Pourquoi crois-tu que je considère comme des " traîtres " les gens qui ne sont pas des " traditionalistes " confirmés ? […] Je considère simplement qu’il n’y a pas un modèle unique de vie liturgique. Si la célébration eucharistique constitue le centre de notre vie religieuse, n’est-il pas évident que chacun devrait s’y sentir à l’aise ? Penses-tu vraiment que s’il n’y a pas le triple " amen " de l’assistance cela " fonctionne " moins bien sur l’autel ? Tu ne peux ignorer que le discours " anti-slavon ", par exemple, est un thème récurrent chez de nombreux partisans de la ligne actuelle de l’Archevêché et qu’il en irrite beaucoup d’autres parmi ses fidèles.

Le sermon de dimanche dernier de Mgr Gabriel rue Daru est une bonne illustration de ces dérives que je reproche à certains (il lisait un texte, tu pourras vérifier). Prononcé en français devant une assemblée en large majorité issue récemment de l’ex-URSS (correctement traduit, je le concède, par notre diacre), il s’adressait uniquement à nous autres, les rares orthodoxes occidentaux présents.

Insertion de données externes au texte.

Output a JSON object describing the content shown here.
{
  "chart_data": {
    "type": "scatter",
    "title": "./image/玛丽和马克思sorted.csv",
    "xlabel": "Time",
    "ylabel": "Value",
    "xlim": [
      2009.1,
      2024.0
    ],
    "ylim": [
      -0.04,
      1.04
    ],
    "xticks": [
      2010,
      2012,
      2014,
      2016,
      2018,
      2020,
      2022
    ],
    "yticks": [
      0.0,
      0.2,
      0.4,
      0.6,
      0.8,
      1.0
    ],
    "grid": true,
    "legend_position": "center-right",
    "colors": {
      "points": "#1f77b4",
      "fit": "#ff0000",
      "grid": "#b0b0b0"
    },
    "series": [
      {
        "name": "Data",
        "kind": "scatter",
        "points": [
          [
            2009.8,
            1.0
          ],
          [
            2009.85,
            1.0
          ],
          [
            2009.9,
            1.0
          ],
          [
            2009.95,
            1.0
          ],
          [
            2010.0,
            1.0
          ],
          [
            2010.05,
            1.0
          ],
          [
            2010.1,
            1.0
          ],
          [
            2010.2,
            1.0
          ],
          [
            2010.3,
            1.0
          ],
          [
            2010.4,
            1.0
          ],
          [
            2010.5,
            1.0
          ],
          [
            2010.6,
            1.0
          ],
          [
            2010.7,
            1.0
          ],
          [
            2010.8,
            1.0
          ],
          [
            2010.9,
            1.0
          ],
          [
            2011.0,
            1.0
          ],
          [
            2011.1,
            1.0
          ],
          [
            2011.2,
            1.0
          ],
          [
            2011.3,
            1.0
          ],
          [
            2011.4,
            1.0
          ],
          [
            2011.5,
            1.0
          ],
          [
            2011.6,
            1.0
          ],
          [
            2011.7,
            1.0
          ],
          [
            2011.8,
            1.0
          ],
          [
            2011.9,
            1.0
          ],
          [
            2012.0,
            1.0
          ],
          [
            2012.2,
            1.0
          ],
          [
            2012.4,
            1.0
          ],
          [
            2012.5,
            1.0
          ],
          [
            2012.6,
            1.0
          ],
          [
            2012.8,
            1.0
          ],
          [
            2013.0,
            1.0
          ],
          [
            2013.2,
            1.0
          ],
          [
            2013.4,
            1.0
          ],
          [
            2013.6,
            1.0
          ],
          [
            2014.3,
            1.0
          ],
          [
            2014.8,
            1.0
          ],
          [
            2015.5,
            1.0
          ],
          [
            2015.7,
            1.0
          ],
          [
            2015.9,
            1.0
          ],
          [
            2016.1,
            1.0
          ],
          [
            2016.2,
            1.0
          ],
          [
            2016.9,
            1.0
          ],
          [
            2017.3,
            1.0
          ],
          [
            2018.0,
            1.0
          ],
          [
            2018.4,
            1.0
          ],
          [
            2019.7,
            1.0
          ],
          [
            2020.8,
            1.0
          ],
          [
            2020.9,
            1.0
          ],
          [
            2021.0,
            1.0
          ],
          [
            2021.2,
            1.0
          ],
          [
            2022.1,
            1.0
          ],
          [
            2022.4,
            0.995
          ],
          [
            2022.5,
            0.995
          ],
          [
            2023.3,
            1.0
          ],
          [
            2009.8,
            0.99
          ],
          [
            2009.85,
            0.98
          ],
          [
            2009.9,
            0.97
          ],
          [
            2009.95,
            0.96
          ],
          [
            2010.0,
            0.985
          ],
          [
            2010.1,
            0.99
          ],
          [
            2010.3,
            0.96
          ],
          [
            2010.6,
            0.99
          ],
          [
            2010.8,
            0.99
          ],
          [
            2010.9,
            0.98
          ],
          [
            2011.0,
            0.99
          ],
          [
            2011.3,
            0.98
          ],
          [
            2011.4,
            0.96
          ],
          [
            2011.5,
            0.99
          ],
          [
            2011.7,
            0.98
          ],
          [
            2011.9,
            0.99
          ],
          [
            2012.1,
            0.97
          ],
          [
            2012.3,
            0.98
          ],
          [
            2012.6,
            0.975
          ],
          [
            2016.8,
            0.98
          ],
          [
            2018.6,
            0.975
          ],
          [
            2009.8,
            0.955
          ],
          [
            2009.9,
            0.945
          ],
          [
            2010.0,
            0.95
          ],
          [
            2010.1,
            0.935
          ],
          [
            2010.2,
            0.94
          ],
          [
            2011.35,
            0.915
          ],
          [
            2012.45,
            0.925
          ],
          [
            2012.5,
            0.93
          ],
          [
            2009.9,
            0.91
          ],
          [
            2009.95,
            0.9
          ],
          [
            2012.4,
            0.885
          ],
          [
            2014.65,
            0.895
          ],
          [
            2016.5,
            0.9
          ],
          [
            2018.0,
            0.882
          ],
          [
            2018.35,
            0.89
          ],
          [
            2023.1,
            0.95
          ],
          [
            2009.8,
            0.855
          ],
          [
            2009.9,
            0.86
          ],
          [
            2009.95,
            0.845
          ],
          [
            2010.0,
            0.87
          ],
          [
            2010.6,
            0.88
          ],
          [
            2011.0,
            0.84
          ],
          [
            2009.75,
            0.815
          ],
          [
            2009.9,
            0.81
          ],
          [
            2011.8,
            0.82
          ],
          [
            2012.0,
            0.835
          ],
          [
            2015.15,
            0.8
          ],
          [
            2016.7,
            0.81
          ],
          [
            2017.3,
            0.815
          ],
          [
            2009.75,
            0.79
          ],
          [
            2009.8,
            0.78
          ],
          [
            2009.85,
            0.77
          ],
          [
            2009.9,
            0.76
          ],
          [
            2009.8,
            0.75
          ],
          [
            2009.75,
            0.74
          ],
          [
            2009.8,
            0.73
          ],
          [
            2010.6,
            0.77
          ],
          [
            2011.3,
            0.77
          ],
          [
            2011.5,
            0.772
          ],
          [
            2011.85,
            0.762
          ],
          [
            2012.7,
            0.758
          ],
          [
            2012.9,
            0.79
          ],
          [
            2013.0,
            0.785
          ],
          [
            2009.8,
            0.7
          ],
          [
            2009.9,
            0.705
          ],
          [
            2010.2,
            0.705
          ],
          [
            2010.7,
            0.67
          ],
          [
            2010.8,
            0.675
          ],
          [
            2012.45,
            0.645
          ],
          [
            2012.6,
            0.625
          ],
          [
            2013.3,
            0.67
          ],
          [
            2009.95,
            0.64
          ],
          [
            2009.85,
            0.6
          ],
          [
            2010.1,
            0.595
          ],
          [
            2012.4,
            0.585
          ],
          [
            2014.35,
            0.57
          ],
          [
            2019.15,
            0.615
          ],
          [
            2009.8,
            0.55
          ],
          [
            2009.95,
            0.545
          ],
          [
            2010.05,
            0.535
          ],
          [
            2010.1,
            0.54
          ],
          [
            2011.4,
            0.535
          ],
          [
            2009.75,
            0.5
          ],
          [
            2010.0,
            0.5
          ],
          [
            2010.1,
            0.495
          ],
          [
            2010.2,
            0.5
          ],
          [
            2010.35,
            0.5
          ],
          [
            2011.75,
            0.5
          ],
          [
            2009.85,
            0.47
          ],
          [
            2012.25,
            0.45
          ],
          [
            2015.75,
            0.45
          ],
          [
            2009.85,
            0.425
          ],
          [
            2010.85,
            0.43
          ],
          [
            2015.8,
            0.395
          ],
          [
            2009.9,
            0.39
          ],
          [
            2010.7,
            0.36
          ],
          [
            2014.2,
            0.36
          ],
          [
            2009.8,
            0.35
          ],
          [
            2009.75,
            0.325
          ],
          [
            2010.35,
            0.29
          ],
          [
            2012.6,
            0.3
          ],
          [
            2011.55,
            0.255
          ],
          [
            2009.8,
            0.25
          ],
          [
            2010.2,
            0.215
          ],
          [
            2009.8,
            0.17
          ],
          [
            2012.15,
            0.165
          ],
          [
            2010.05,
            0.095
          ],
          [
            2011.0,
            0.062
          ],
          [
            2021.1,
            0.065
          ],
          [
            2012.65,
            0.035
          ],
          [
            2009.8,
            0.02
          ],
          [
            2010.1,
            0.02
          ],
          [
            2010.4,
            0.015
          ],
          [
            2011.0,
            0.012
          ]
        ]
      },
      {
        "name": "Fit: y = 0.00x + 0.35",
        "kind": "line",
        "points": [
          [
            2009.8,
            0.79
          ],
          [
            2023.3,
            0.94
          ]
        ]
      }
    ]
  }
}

Mgr Gabriel nous demandait d’aider (dans une perspective d’assistance humanitaire) nos frères réfugiés des pays de l’Est, c’est-à-dire la quasi totalité de l’assistance. Nous avons ainsi eu droit, le premier dimanche de carême, à une homélie à la fois mal ciblée et (selon mes critères) peu orthodoxe, le " social " y ayant totalement remplacé le liturgique et le spirituel. Je suis en train de terminer la lecture du " Journal " du père Alexandre Schmemann, dont tu te reconnais le disciple. Il y dénonce constamment ce genre de dérives chez nos frères catholiques ou protestants.

Je pense que pour avoir une chance de réunir à nouveau notre troupeau qu’elles ont si efficacement dispersé, les instances dirigeantes de l’Archevêché devraient se recentrer sur ce qui constitue les valeurs de base de notre existence en Église (avant tout notre tradition liturgique et paroissiale). Il faut arrêter de continuellement instrumentaliser ce qui nous divise, notre attitude à l’égard du Patriarcat de Moscou, par exemple. Chez nous, ces derniers temps, chacun y va de son couplet personnel dans le chœur cacophonique de notre rapport à l’Église de Russie.

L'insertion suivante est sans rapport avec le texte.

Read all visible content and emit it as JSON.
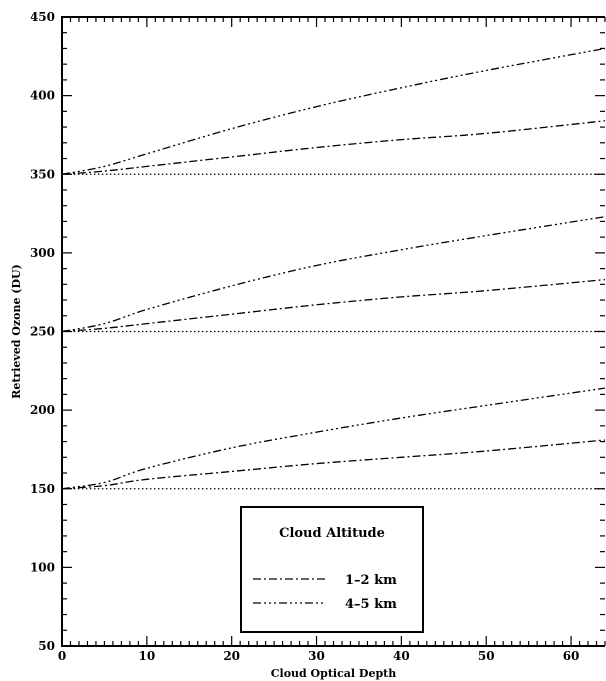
{
  "chart_data": {
    "type": "line",
    "title": "",
    "xlabel": "Cloud Optical Depth",
    "ylabel": "Retrieved Ozone (DU)",
    "xlim": [
      0,
      64
    ],
    "ylim": [
      50,
      450
    ],
    "x_ticks": [
      0,
      10,
      20,
      30,
      40,
      50,
      60
    ],
    "y_ticks": [
      50,
      100,
      150,
      200,
      250,
      300,
      350,
      400,
      450
    ],
    "grid": false,
    "legend": {
      "title": "Cloud Altitude",
      "position": "lower-center",
      "entries": [
        {
          "label": "1–2 km",
          "style": "dash-dot"
        },
        {
          "label": "4–5 km",
          "style": "dash-dot-dot-dot"
        }
      ]
    },
    "series": [
      {
        "style": "dotted",
        "x": [
          0,
          64
        ],
        "y": [
          350,
          350
        ]
      },
      {
        "legend_index": 0,
        "style": "dash-dot",
        "x": [
          0,
          5,
          10,
          20,
          30,
          40,
          50,
          64
        ],
        "y": [
          350,
          352,
          355,
          361,
          367,
          372,
          376,
          384
        ]
      },
      {
        "legend_index": 1,
        "style": "dash-dot-dot-dot",
        "x": [
          0,
          5,
          10,
          20,
          30,
          40,
          50,
          64
        ],
        "y": [
          350,
          355,
          363,
          379,
          393,
          405,
          416,
          430
        ]
      },
      {
        "style": "dotted",
        "x": [
          0,
          64
        ],
        "y": [
          250,
          250
        ]
      },
      {
        "legend_index": 0,
        "style": "dash-dot",
        "x": [
          0,
          5,
          10,
          20,
          30,
          40,
          50,
          64
        ],
        "y": [
          250,
          252,
          255,
          261,
          267,
          272,
          276,
          283
        ]
      },
      {
        "legend_index": 1,
        "style": "dash-dot-dot-dot",
        "x": [
          0,
          5,
          10,
          20,
          30,
          40,
          50,
          64
        ],
        "y": [
          250,
          255,
          264,
          279,
          292,
          302,
          311,
          323
        ]
      },
      {
        "style": "dotted",
        "x": [
          0,
          64
        ],
        "y": [
          150,
          150
        ]
      },
      {
        "legend_index": 0,
        "style": "dash-dot",
        "x": [
          0,
          5,
          10,
          20,
          30,
          40,
          50,
          64
        ],
        "y": [
          150,
          152,
          156,
          161,
          166,
          170,
          174,
          181
        ]
      },
      {
        "legend_index": 1,
        "style": "dash-dot-dot-dot",
        "x": [
          0,
          5,
          10,
          20,
          30,
          40,
          50,
          64
        ],
        "y": [
          150,
          154,
          163,
          176,
          186,
          195,
          203,
          214
        ]
      }
    ]
  }
}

Il me semble qu’il serait mieux venu de traiter cette question avec discrétion et responsabilité, comme à l’époque de Mgr Serge. Il n’est pas agréable de se sentir impliqué, en tant que fidèle de l’Archevêché, dans cette activité chaotique, en se demandant continuellement quel sera le prochain épisode de ce déplorable feuilleton.

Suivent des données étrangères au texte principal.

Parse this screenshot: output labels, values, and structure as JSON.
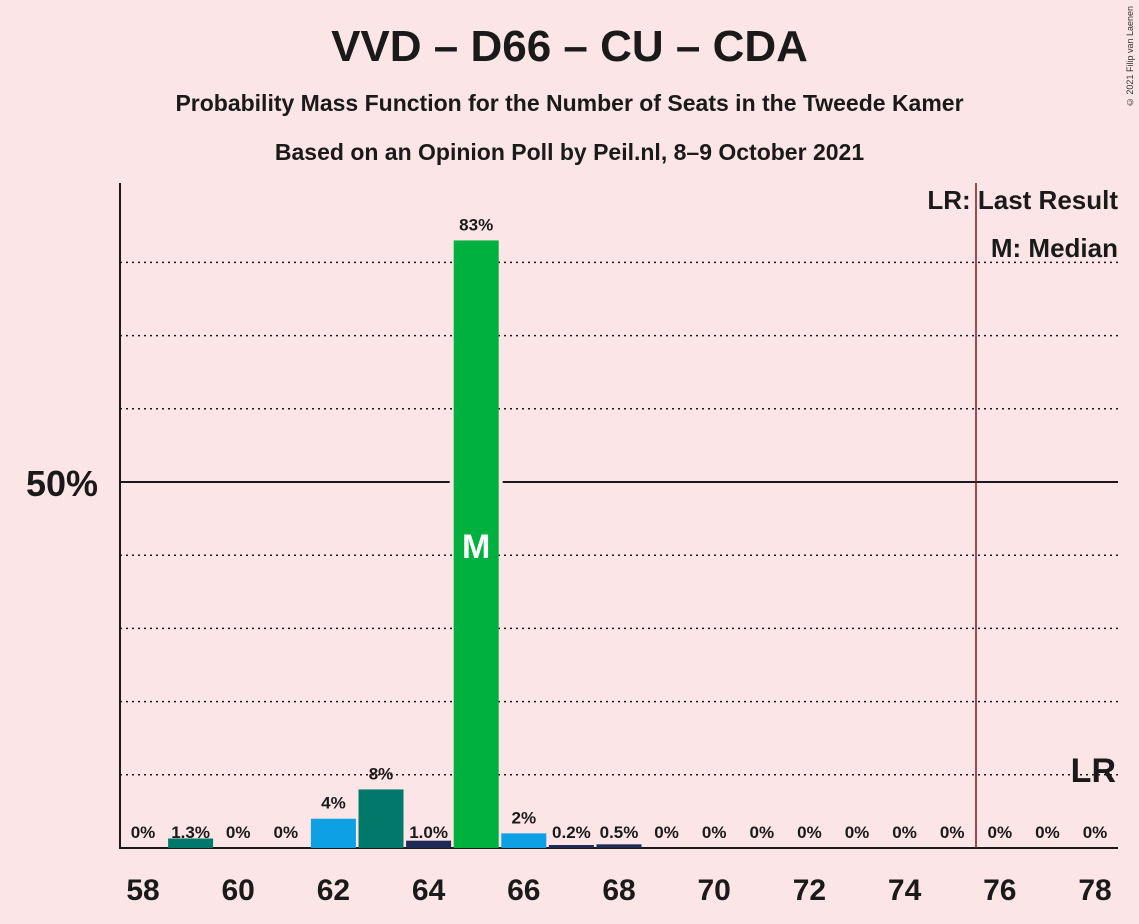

Soyons, pour terminer, constructif.

Pourquoi, par exemple, ne pas organiser un grand congrès rassembleur et pluraliste, non pas un " Week-end à Zuydcoote " ou une " Journée de St-Serge ", mais une rencontre dans un lieu approprié et consensuel de Paris ou de la région parisienne ? Ce congrès pourrait être centré sur le thème essentiel qu’est la définition de notre tradition liturgique et paroissiale. Avec participation, bien sûr, de conférenciers de sensibilités diverses, et où chacun se sentirait à l’aise. […] "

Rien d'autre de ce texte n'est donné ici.